La collaboration doit notamment contribuer au renforcement de la démocratie, à la promotion de la paix et de la stabilité dans la région et à l'approfondissement des échanges économiques, politiques, scientifiques et culturels entre la Suisse et Taïwan, a indiqué Nicolas Walder (Vert-e-s/GE) pour la commission.
Bien que celle-ci soutienne la position du Conseil fédéral, l'Etat de droit et la situation des droits humains doivent être défendus, a ajouté son co-rapporteur Fabian Molina (PS/ZH). "Taïwan mérite ce soutien."
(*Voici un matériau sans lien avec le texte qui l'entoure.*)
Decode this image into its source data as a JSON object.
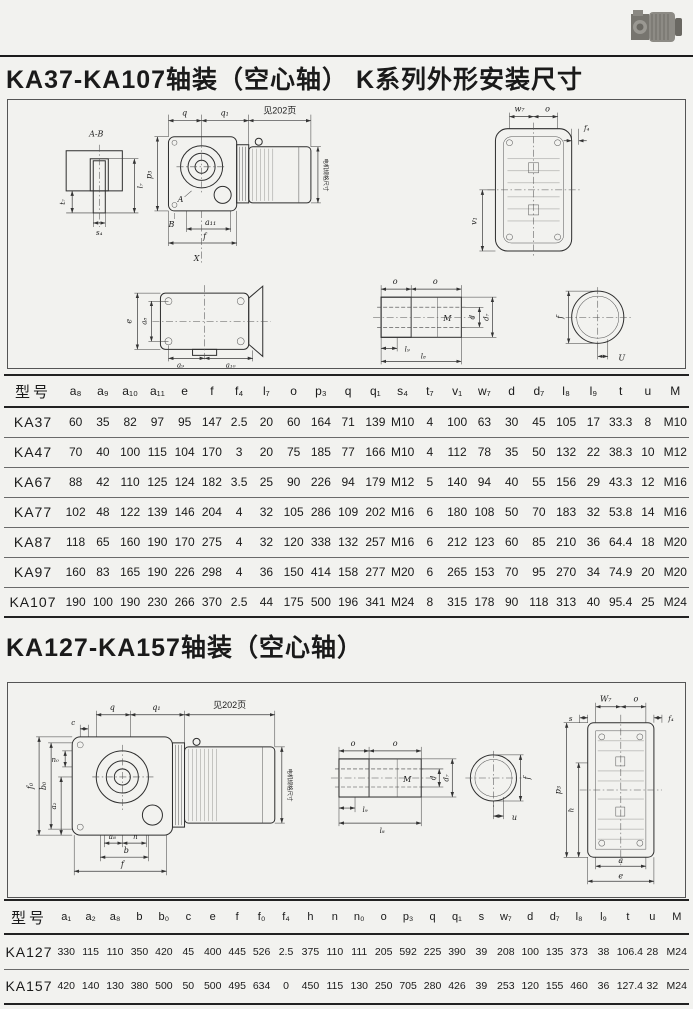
{
  "header": {
    "title1": "KA37-KA107轴装（空心轴）  K系列外形安装尺寸",
    "title2": "KA127-KA157轴装（空心轴）"
  },
  "d1": {
    "AB": "A-B",
    "t7": "t₇",
    "l7": "l₇",
    "s4": "s₄",
    "q": "q",
    "q1": "q₁",
    "see": "见202页",
    "p3": "p₃",
    "A": "A",
    "B": "B",
    "a11": "a₁₁",
    "f": "f",
    "X": "X",
    "motor_note": "电机规格尺寸",
    "w7": "w₇",
    "o_top": "o",
    "f4": "f₄",
    "v1": "v₁",
    "e": "e",
    "a8": "a₈",
    "a9": "a₉",
    "a10": "a₁₀",
    "o": "o",
    "o2": "o",
    "M": "M",
    "d": "d",
    "d7": "d₇",
    "l9": "l₉",
    "l8": "l₈",
    "fc": "f",
    "U": "U"
  },
  "d2": {
    "q": "q",
    "q1": "q₁",
    "see": "见202页",
    "c": "c",
    "n0": "n₀",
    "f0": "f₀",
    "b0": "b₀",
    "a2": "a₂",
    "a8": "a₈",
    "n": "n",
    "b": "b",
    "f": "f",
    "motor_note": "电机规格尺寸",
    "o": "o",
    "o2": "o",
    "M": "M",
    "d": "d",
    "d7": "d₇",
    "l9": "l₉",
    "l8": "l₈",
    "fc": "f",
    "u": "u",
    "W7": "W₇",
    "o3": "o",
    "s": "s",
    "f4": "f₄",
    "p3": "p₃",
    "h": "h",
    "a": "a",
    "e": "e"
  },
  "table1": {
    "headers": [
      "型号",
      "a₈",
      "a₉",
      "a₁₀",
      "a₁₁",
      "e",
      "f",
      "f₄",
      "l₇",
      "o",
      "p₃",
      "q",
      "q₁",
      "s₄",
      "t₇",
      "v₁",
      "w₇",
      "d",
      "d₇",
      "l₈",
      "l₉",
      "t",
      "u",
      "M"
    ],
    "rows": [
      [
        "KA37",
        "60",
        "35",
        "82",
        "97",
        "95",
        "147",
        "2.5",
        "20",
        "60",
        "164",
        "71",
        "139",
        "M10",
        "4",
        "100",
        "63",
        "30",
        "45",
        "105",
        "17",
        "33.3",
        "8",
        "M10"
      ],
      [
        "KA47",
        "70",
        "40",
        "100",
        "115",
        "104",
        "170",
        "3",
        "20",
        "75",
        "185",
        "77",
        "166",
        "M10",
        "4",
        "112",
        "78",
        "35",
        "50",
        "132",
        "22",
        "38.3",
        "10",
        "M12"
      ],
      [
        "KA67",
        "88",
        "42",
        "110",
        "125",
        "124",
        "182",
        "3.5",
        "25",
        "90",
        "226",
        "94",
        "179",
        "M12",
        "5",
        "140",
        "94",
        "40",
        "55",
        "156",
        "29",
        "43.3",
        "12",
        "M16"
      ],
      [
        "KA77",
        "102",
        "48",
        "122",
        "139",
        "146",
        "204",
        "4",
        "32",
        "105",
        "286",
        "109",
        "202",
        "M16",
        "6",
        "180",
        "108",
        "50",
        "70",
        "183",
        "32",
        "53.8",
        "14",
        "M16"
      ],
      [
        "KA87",
        "118",
        "65",
        "160",
        "190",
        "170",
        "275",
        "4",
        "32",
        "120",
        "338",
        "132",
        "257",
        "M16",
        "6",
        "212",
        "123",
        "60",
        "85",
        "210",
        "36",
        "64.4",
        "18",
        "M20"
      ],
      [
        "KA97",
        "160",
        "83",
        "165",
        "190",
        "226",
        "298",
        "4",
        "36",
        "150",
        "414",
        "158",
        "277",
        "M20",
        "6",
        "265",
        "153",
        "70",
        "95",
        "270",
        "34",
        "74.9",
        "20",
        "M20"
      ],
      [
        "KA107",
        "190",
        "100",
        "190",
        "230",
        "266",
        "370",
        "2.5",
        "44",
        "175",
        "500",
        "196",
        "341",
        "M24",
        "8",
        "315",
        "178",
        "90",
        "118",
        "313",
        "40",
        "95.4",
        "25",
        "M24"
      ]
    ]
  },
  "table2": {
    "headers": [
      "型号",
      "a₁",
      "a₂",
      "a₈",
      "b",
      "b₀",
      "c",
      "e",
      "f",
      "f₀",
      "f₄",
      "h",
      "n",
      "n₀",
      "o",
      "p₃",
      "q",
      "q₁",
      "s",
      "w₇",
      "d",
      "d₇",
      "l₈",
      "l₉",
      "t",
      "u",
      "M"
    ],
    "rows": [
      [
        "KA127",
        "330",
        "115",
        "110",
        "350",
        "420",
        "45",
        "400",
        "445",
        "526",
        "2.5",
        "375",
        "110",
        "111",
        "205",
        "592",
        "225",
        "390",
        "39",
        "208",
        "100",
        "135",
        "373",
        "38",
        "106.4",
        "28",
        "M24"
      ],
      [
        "KA157",
        "420",
        "140",
        "130",
        "380",
        "500",
        "50",
        "500",
        "495",
        "634",
        "0",
        "450",
        "115",
        "130",
        "250",
        "705",
        "280",
        "426",
        "39",
        "253",
        "120",
        "155",
        "460",
        "36",
        "127.4",
        "32",
        "M24"
      ]
    ]
  }
}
Les instruments avancés sont des notions fondamentales de la politique étrangère de la Suisse, à promouvoir aussi au moyen de la diplomatie parlementaire, a appuyé Edith Graf-Litscher (PS/TG) au nom du Bureau du Conseil national. Mais de rappeler que cette démarche ne remet pas en cause la position constante de la Suisse en ce qui concerne la Chine unique.
Justement, le but est de pouvoir continuer le dialogue avec la Chine, notamment en matière de droits humains, "où il y a encore beaucoup à faire", a tenté d'opposer Hans-Peter Portmann (PLR/ZH). "Nous prenons un risque au niveau international en termes de crédibilité."
Le Conseil des Etats doit encore se prononcer.